Fine, then. Have it your way, hempsters. Keep pounding your “Rope Not Dope” rhetoric; after forty years of it, not a single US hemp farmer makes a profit, you finally have a few states where a couple of universities can cultivate a few <0.3% THC cultivars for “research” and you’ve created an awesome market for Canadian, European, and Chinese hemp products in America.
Go ahead, turn your back on 30,000,000 marijuana consumers who’d be your natural allies. You don’t need our votes and donations, do you?
Same goes for the “Patients Not Criminals” crowd who look down at us tokers because we don’t have a doctor’s permission slip that makes our cannabis use moral and deserving of empathy.
That separation of the pitiable patients from the contemptible potheads has only led to more stringent laws to keep those two groups separated. Their laws have gone from “patients grow for pennies a bunch of plants to smoke” to “expensive non-smokable forms of cannabinoid preparations from plants grown only by licensed business entities.” They took the miracle of homegrown medical marijuana and turned it into the familiar nightmare of pharmaceuticalization.
Go ahead, turn your back on the 80% of marijuana consumers who aren’t using it for medicine. You don’t need our votes and donations, do you?
Both these groups need to erase from their minds the stigma against recreational pot smoking that prohibition has cultured within them. Understand that there is just one plant – cannabis – and the reasons why and the ways in which we utilize it are irrelevant to the civil rights discussion at hand.

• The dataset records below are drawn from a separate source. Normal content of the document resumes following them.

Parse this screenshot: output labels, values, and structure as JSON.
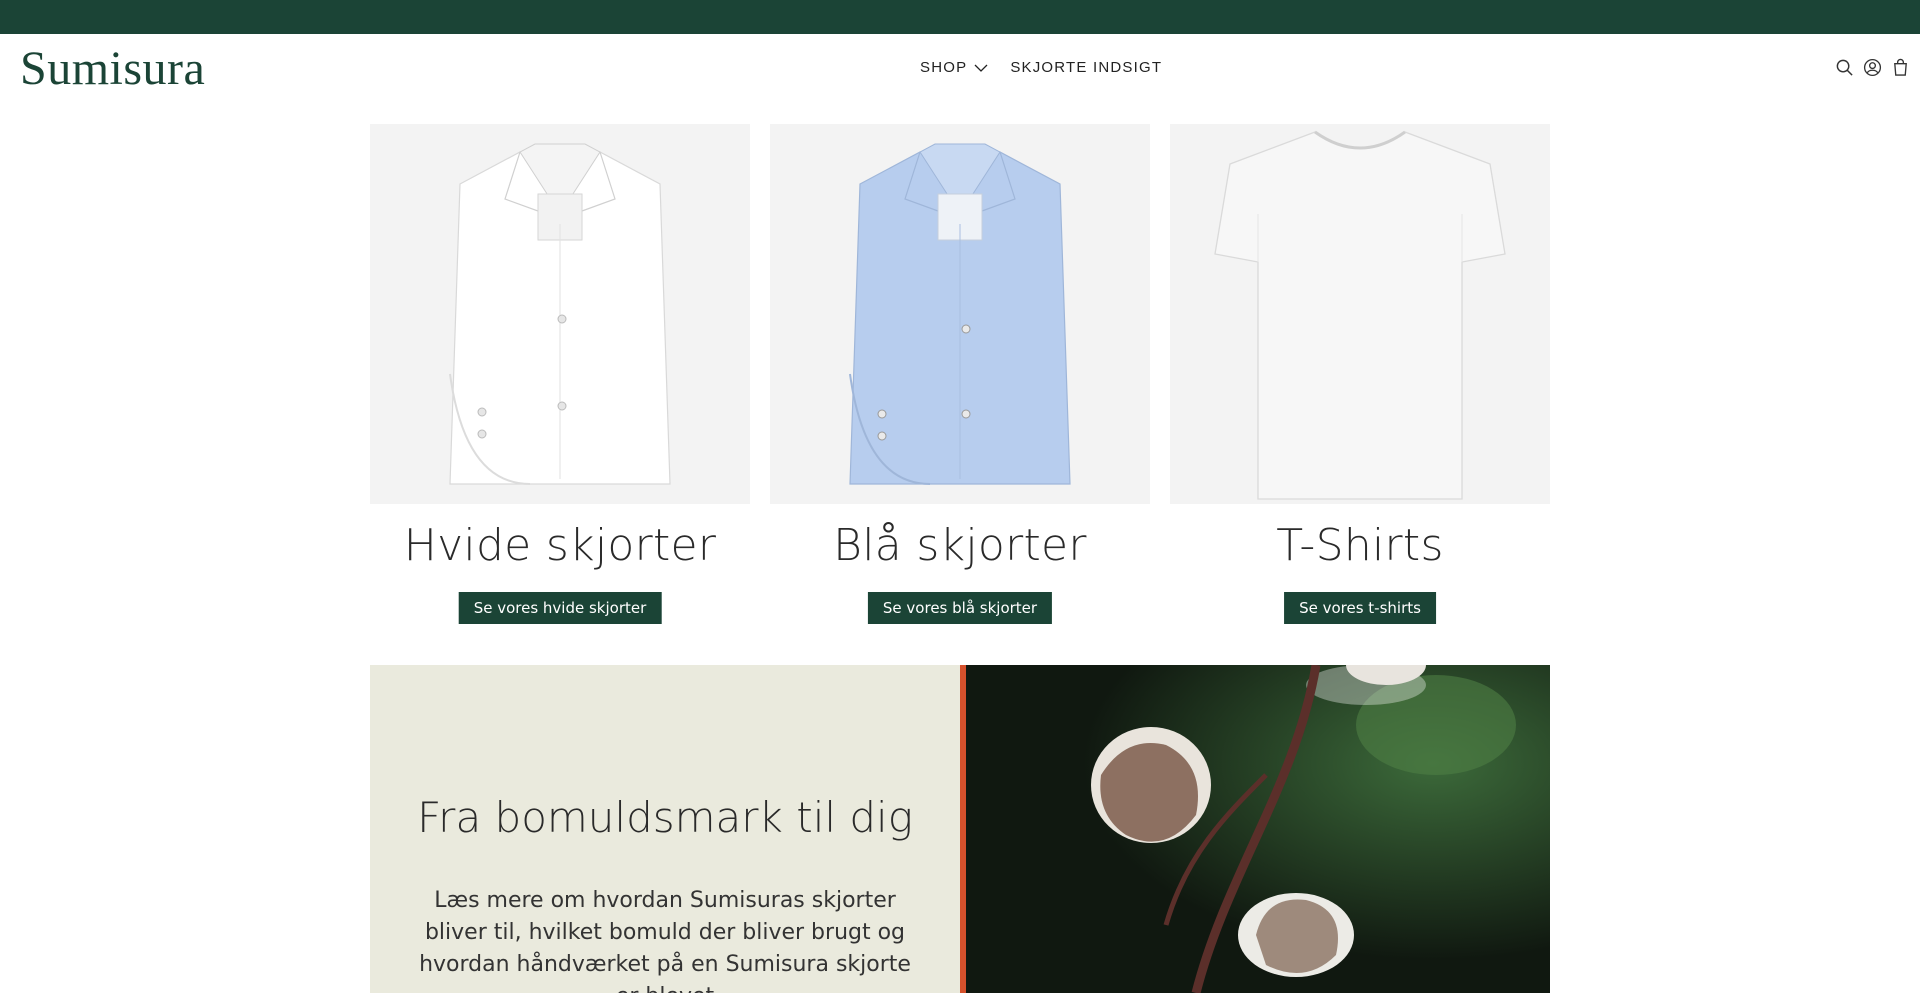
{
  "colors": {
    "brand": "#1b4436",
    "accent": "#d5512c",
    "panel": "#eaeadd"
  },
  "header": {
    "logo": "Sumisura",
    "nav": [
      {
        "label": "SHOP",
        "icon": "chevron-down-icon"
      },
      {
        "label": "SKJORTE INDSIGT"
      }
    ],
    "icons": [
      "search-icon",
      "account-icon",
      "cart-icon"
    ]
  },
  "products": [
    {
      "title": "Hvide skjorter",
      "button": "Se vores hvide skjorter",
      "image": "white-shirt"
    },
    {
      "title": "Blå skjorter",
      "button": "Se vores blå skjorter",
      "image": "blue-shirt"
    },
    {
      "title": "T-Shirts",
      "button": "Se vores t-shirts",
      "image": "white-tshirt"
    }
  ],
  "story": {
    "title": "Fra bomuldsmark til dig",
    "text": "Læs mere om hvordan Sumisuras skjorter bliver til, hvilket bomuld der bliver brugt og hvordan håndværket på en Sumisura skjorte er blevet",
    "image": "cotton-plant-photo"
  }
}
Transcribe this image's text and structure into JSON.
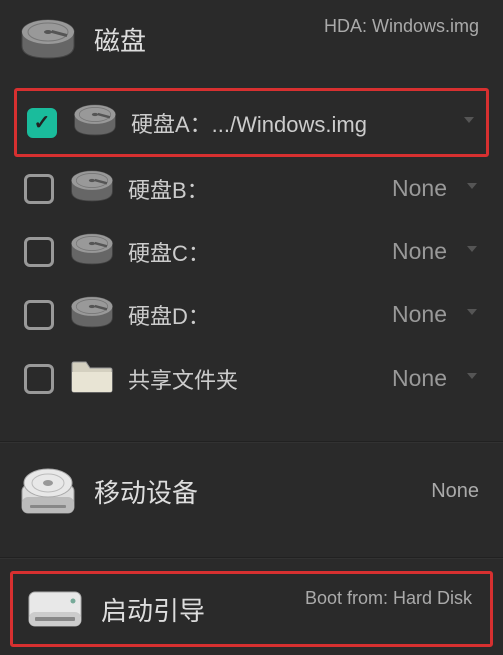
{
  "disk_section": {
    "title": "磁盘",
    "subtitle": "HDA: Windows.img",
    "items": [
      {
        "checked": true,
        "label": "硬盘A：.../Windows.img",
        "value": "",
        "highlighted": true,
        "type": "hdd"
      },
      {
        "checked": false,
        "label": "硬盘B：",
        "value": "None",
        "highlighted": false,
        "type": "hdd"
      },
      {
        "checked": false,
        "label": "硬盘C：",
        "value": "None",
        "highlighted": false,
        "type": "hdd"
      },
      {
        "checked": false,
        "label": "硬盘D：",
        "value": "None",
        "highlighted": false,
        "type": "hdd"
      },
      {
        "checked": false,
        "label": "共享文件夹",
        "value": "None",
        "highlighted": false,
        "type": "folder"
      }
    ]
  },
  "removable_section": {
    "title": "移动设备",
    "value": "None"
  },
  "boot_section": {
    "title": "启动引导",
    "subtitle": "Boot from: Hard Disk",
    "highlighted": true
  }
}
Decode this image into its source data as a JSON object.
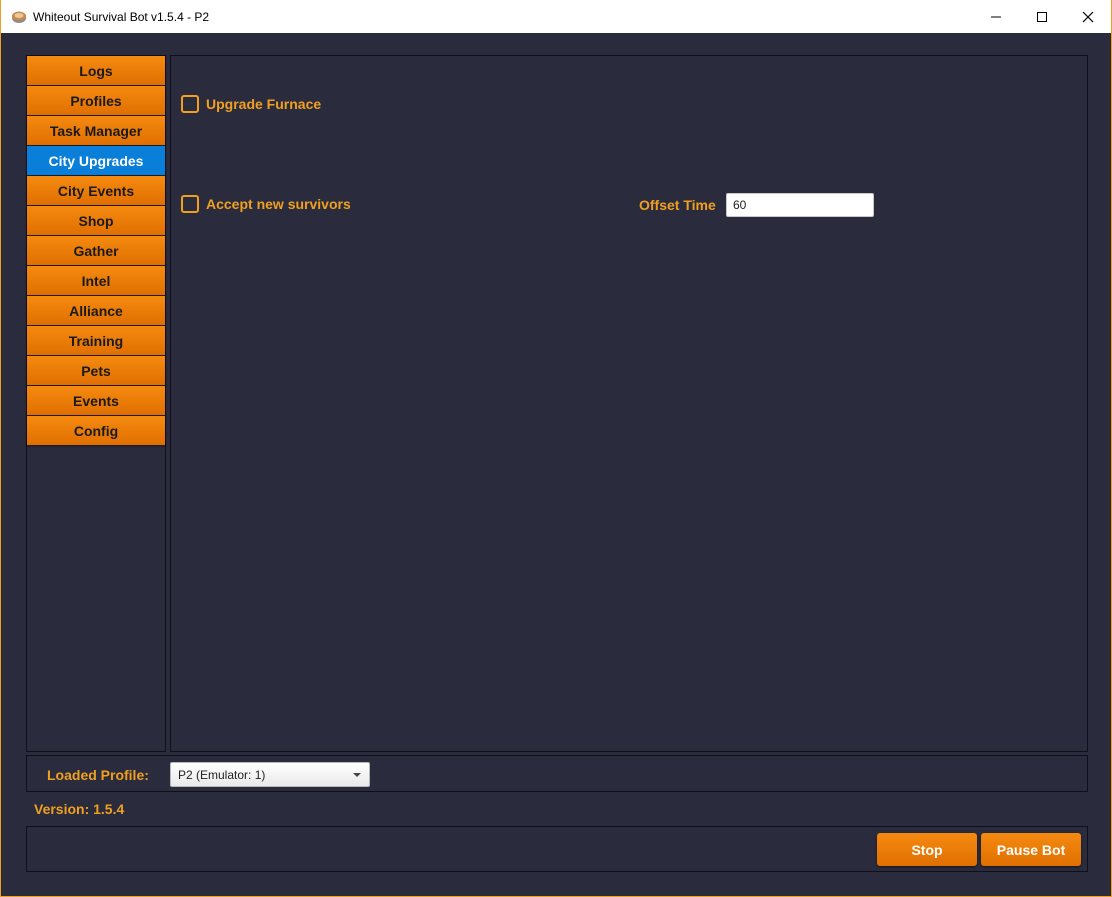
{
  "window": {
    "title": "Whiteout Survival Bot v1.5.4 - P2",
    "accent_color": "#f0a020",
    "background_color": "#2a2b3c"
  },
  "sidebar": {
    "items": [
      {
        "label": "Logs",
        "active": false
      },
      {
        "label": "Profiles",
        "active": false
      },
      {
        "label": "Task Manager",
        "active": false
      },
      {
        "label": "City Upgrades",
        "active": true
      },
      {
        "label": "City Events",
        "active": false
      },
      {
        "label": "Shop",
        "active": false
      },
      {
        "label": "Gather",
        "active": false
      },
      {
        "label": "Intel",
        "active": false
      },
      {
        "label": "Alliance",
        "active": false
      },
      {
        "label": "Training",
        "active": false
      },
      {
        "label": "Pets",
        "active": false
      },
      {
        "label": "Events",
        "active": false
      },
      {
        "label": "Config",
        "active": false
      }
    ]
  },
  "content": {
    "upgrade_furnace": {
      "label": "Upgrade Furnace",
      "checked": false
    },
    "accept_survivors": {
      "label": "Accept new survivors",
      "checked": false
    },
    "offset_time": {
      "label": "Offset Time",
      "value": "60"
    }
  },
  "profile": {
    "label": "Loaded Profile:",
    "selected": "P2 (Emulator: 1)"
  },
  "version": "Version: 1.5.4",
  "buttons": {
    "stop": "Stop",
    "pause": "Pause Bot"
  }
}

Besides, they need us. Smoking it as a drug is the most popular aspect about cannabis to the general public.
After all, Google returns 108 million results for “marijuana” and just 63 million for “hemp”. There are numerous TV shows about marijuana smokers and still not one about a hemp farmer. I can name at least twenty musical artists known for marijuana smoking and only one who regularly touts hemp. Marijuana.com is within the top 9K US websites for traffic, NORML.org sits within the top 14K websites, SafeAccessNow.org sits in the 93K range, TheHIA.org sits in the 405K range, and VoteHemp.org is too low for Alexa to measure. Hell, even the six-month-old WeedNews.co sits in the top 56K, probably bringing in as much traffic in a month as the two hemp advocacy sites see in a year, combined.
If the hempsters and the patients are ashamed of us, fine. We’ll just keep on working to legalize all cannabis for all uses, and we won’t even charge them a royalty for being the ones doing the heavy lifting on the one reform that would finally fulfill their mission statements.